Впрочем, доля правды в представлениях жителей города какая-то, по-видимому, была. Нет-нет, да кто-нибудь из лесовиков пропадал, а кто-то проговаривался, и молва тут же разносила о мерзостных деяниях, знакомых всем понаслышке с детства, кокшиков, вупертоков, гаранов. Среди ряда полумифических существ – одур, всеми слышимый к ночи и кое-кем виденный со стены, занимал скромное место, хотя считался эталоном бессмысленности и ужаса, населяющего упраны и другие леса Земли.

Черные в серебристых звездочках плети лиан в руку толщиной свисали с деревьев и поводили в воздухе чуткими щупальцами, обильно усеивающих ствол растения. Они тянулись к нарушителям спокойствия леса кончиками мелких спиралек на концах щупалец и норовили коснуться кожи лица и рук, незащищенных одеждой. Больше всего они досаждали впередиидущему Свиму, создавая перед ним настоящий полог из щупалец, а лианы нависали над ним клубком змеиных тел. Свим отбивался от них обеими руками и медленно проталкивался вперёд. Отстраненные им в сторону стебли без раскачки пытались узнать, что собой представляет второй спутник – Камрат, но либо не успевали дотянуться до него, либо в самый последний момент прятали спиральки, как если бы наталкивались на раскаленные угли. На хопса они просто не реагировали, будто его и не было.

Идя за Свимом, спотыкаясь о корневища и оступаясь в разжиженную землю, вздрагивая от тянущихся к лицу лиан, Камрат несколько раз подумал о невероятном везении. Насколько трудно бы ему было сейчас. Брёл бы один по дороге, где каждый шаг чреват неожиданностями. А за могучей спиной Свима и при защищенном тыле пусть даже хопсом, он, хотя и дергался порой от скрипа и других неизвестных ему, а потому нежданных и неприятных, звуков, но особого страха не испытывал.

Они перешли вброд неширокий ручей, мутный, с отвратительно пахнущей водой. За ручьём дорожка, петляя, постепенно пошла в горку, под ногами перестала чавкать грязь. Повеяло ветерком. Лес расступился и показался невысокий откос широкой мощённой вечным покрытием – турусом – дороги, началом которой были Восточные ворота Керпоса, а заканчивалась она в неведомой дали – в других городах. Во всяком случае, где-то в пятистах с лишним свиджах, она утыкалась в Примето, куда надо было идти мальчику.
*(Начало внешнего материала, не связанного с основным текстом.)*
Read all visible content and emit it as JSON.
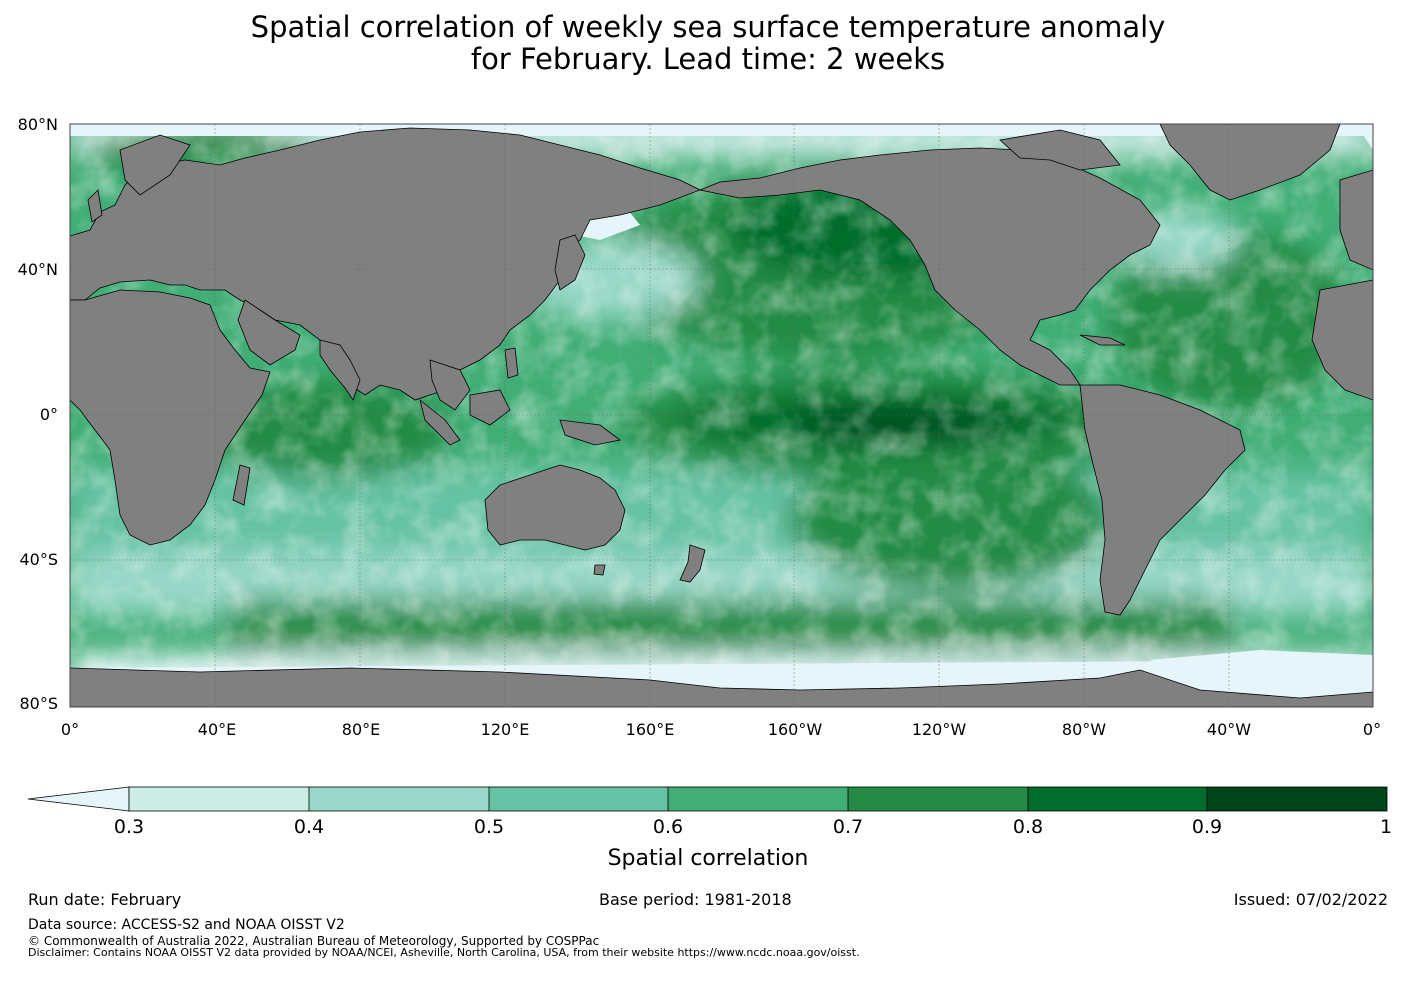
{
  "title": {
    "line1": "Spatial correlation of weekly sea surface temperature anomaly",
    "line2": "for February. Lead time: 2 weeks"
  },
  "map": {
    "lat_labels": [
      "80°N",
      "40°N",
      "0°",
      "40°S",
      "80°S"
    ],
    "lon_labels": [
      "0°",
      "40°E",
      "80°E",
      "120°E",
      "160°E",
      "160°W",
      "120°W",
      "80°W",
      "40°W",
      "0°"
    ],
    "colors": {
      "land": "#808080",
      "ice_low": "#e5f5f9",
      "ocean_levels": [
        "#ccece6",
        "#99d8c9",
        "#66c2a4",
        "#41ae76",
        "#238b45",
        "#006d2c",
        "#00441b"
      ]
    }
  },
  "colorbar": {
    "ticks": [
      "0.3",
      "0.4",
      "0.5",
      "0.6",
      "0.7",
      "0.8",
      "0.9",
      "1"
    ],
    "extend_color": "#e5f5f9",
    "colors": [
      "#ccece6",
      "#99d8c9",
      "#66c2a4",
      "#41ae76",
      "#238b45",
      "#006d2c",
      "#00441b"
    ],
    "label": "Spatial correlation"
  },
  "footer": {
    "run_date": "Run date: February",
    "base_period": "Base period: 1981-2018",
    "issued": "Issued: 07/02/2022",
    "data_source": "Data source: ACCESS-S2 and NOAA OISST V2",
    "copyright": "© Commonwealth of Australia 2022, Australian Bureau of Meteorology, Supported by COSPPac",
    "disclaimer": "Disclaimer: Contains NOAA OISST V2 data provided by NOAA/NCEI, Asheville, North Carolina, USA, from their website https://www.ncdc.noaa.gov/oisst."
  }
}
Свим одним прыжком выскочил на дорогу и занялся своей одеждой, стряхивая и снимая с неё веточки и чешуйки, оставшиеся от прикосновения с лианами.

– Не люблю я лес около городов, – сказал он, как бы оправдываясь. – Всё время жду какой-нибудь пакости. За ворот что заползёт или, что хуже, в ногу кто вцепится. Днем ещё ничего, а ночью лучше не входить, кроме как под городской стеной пробираться и каждую минуту ожидать, кто на тебя нападёт.

К”ньец неодобрительно, Камрат уже стал понимать эмоцию выродка, фыркнул.

– Тебе-то что. Ты – лесной житель, а я… – У Свима оказалось веселое приветливое круглое лицо с ямочками в уголках губ. Нос чуть вздернут, глаза навыкате, смеющиеся. Камрату он понравился, а Свим не позабыл и его: – Смотрю, малыш, они тебя тоже не тронули.

Мальчик пожал плечами. Да и что ответить. На нём не было ни пылинки, хотя сверху на него что-то сыпалось. Замечание Свима он пропустил мимо ушей. Не тронули, так не тронули. Его занимали совершенно другие мысли. Он вспомнил бабкины слова при их расставании: – «Спутники найдутся». Камрат верил ей и сказанному ею слепо – раз она предупредила, всё сбудется. И всё может быть, что они, Свим и К”ньец, обещанные бабкой спутники!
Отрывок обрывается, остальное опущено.